Quant à l'entrave « de quelque autre manière », elle doit donner lieu à une interprétation restrictive, n'importe quelle pression de peu d'importance ne suffisant pas. Il faut que le moyen de contrainte utilisé soit, comme pour la violence ou la menace d'un dommage sérieux, propre à impressionner une personne de sensibilité moyenne et à l'entraver d'une manière substantielle dans sa liberté de décision ou d'action. Il s'agit donc de moyens de contrainte qui, par leur intensité et leur effet, sont analogues à ceux qui sont cités expressément par la loi (TF 6B_112/2025 du 21 août 2025 consid. 1.1.2 et les arrêts cités). Lorsque l'auteur importune la victime de manière répétée durant une période prolongée, chaque acte devient, au fil du temps, susceptible de déployer, sur la liberté d'action de la victime, un effet d'entrave comparable à celui de la violence ou de la menace (au sujet de la notion de « stalking », cf. ATF 141 IV 437, JdT 2017 IV 141). Toutefois, en l'absence d'une norme spécifique réprimant de tels faits en tant qu'ensemble d'actes formant une unité, l'art. 181 CP suppose, d'une part, que le comportement incriminé oblige la victime à agir, à tolérer ou à omettre un acte et, d'autre part, que cela puisse être appréhendé comme le résultat d'un comportement de contrainte plus précisément circonscrit (TF 6B_548/2024 du 11 août 2025 consid. 4.1.2 et les arrêts cités).

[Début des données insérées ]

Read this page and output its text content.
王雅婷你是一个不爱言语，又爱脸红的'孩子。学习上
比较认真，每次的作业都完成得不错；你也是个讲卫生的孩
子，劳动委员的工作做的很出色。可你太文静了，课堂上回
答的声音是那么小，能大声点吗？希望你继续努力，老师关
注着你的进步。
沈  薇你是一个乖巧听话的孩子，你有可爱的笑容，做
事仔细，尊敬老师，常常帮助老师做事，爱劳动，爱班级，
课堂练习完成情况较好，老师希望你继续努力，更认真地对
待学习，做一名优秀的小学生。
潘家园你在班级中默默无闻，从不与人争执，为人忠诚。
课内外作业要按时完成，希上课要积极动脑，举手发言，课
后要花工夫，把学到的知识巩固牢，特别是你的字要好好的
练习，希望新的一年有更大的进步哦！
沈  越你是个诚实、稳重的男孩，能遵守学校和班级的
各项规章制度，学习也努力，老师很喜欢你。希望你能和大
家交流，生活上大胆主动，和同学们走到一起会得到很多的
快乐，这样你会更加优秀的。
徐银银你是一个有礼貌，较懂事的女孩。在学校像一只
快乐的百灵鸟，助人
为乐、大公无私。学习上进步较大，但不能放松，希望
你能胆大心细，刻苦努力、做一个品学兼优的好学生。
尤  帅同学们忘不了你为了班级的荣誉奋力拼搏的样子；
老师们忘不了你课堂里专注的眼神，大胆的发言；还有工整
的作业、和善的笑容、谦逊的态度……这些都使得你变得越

Selon la jurisprudence, la contrainte n'est contraire au droit que si elle est illicite, soit parce que le moyen utilisé ou le but poursuivi est illicite, soit parce que le moyen est disproportionné pour atteindre le but visé, soit encore parce qu'un moyen conforme au droit utilisé pour atteindre un but légitime constitue, au vu des circonstances, un moyen de pression abusif ou contraire aux mœurs. Savoir si la restriction de la liberté d'action constitue une contrainte illicite dépend ainsi de l'ampleur de l'entrave, de la nature des moyens employés à la réaliser et des objectifs visés par l'auteur (TF 6B_548/2024 précité consid. 4.1.3 et les arrês cités).

Sur le plan subjectif, il faut que l'auteur ait agi intentionnellement, c'est-à-dire qu'il ait voulu contraindre la victime à adopter le comportement visé en étant conscient de l'illicéité de son comportement ; le dol éventuel suffit (TF 7B_1400/2024 précité).

4.2.3.4 Aux termes de l’art. 183 ch. 1 aCP, dont la teneur en vigueur au moment des faits n’est ni plus ni moins favorable à sa teneur au 1er juillet 2023 (art. 2 al. 2 CP), celui qui, sans droit, aura arrêté une personne, l’aura retenue prisonnière, ou l’aura, de toute autre manière, privée de sa liberté, celui qui, en usant de violence, de ruse ou de menace, aura enlevé une personne, sera puni d’une peine privative de liberté de cinq ans au plus ou d’une peine pécuniaire.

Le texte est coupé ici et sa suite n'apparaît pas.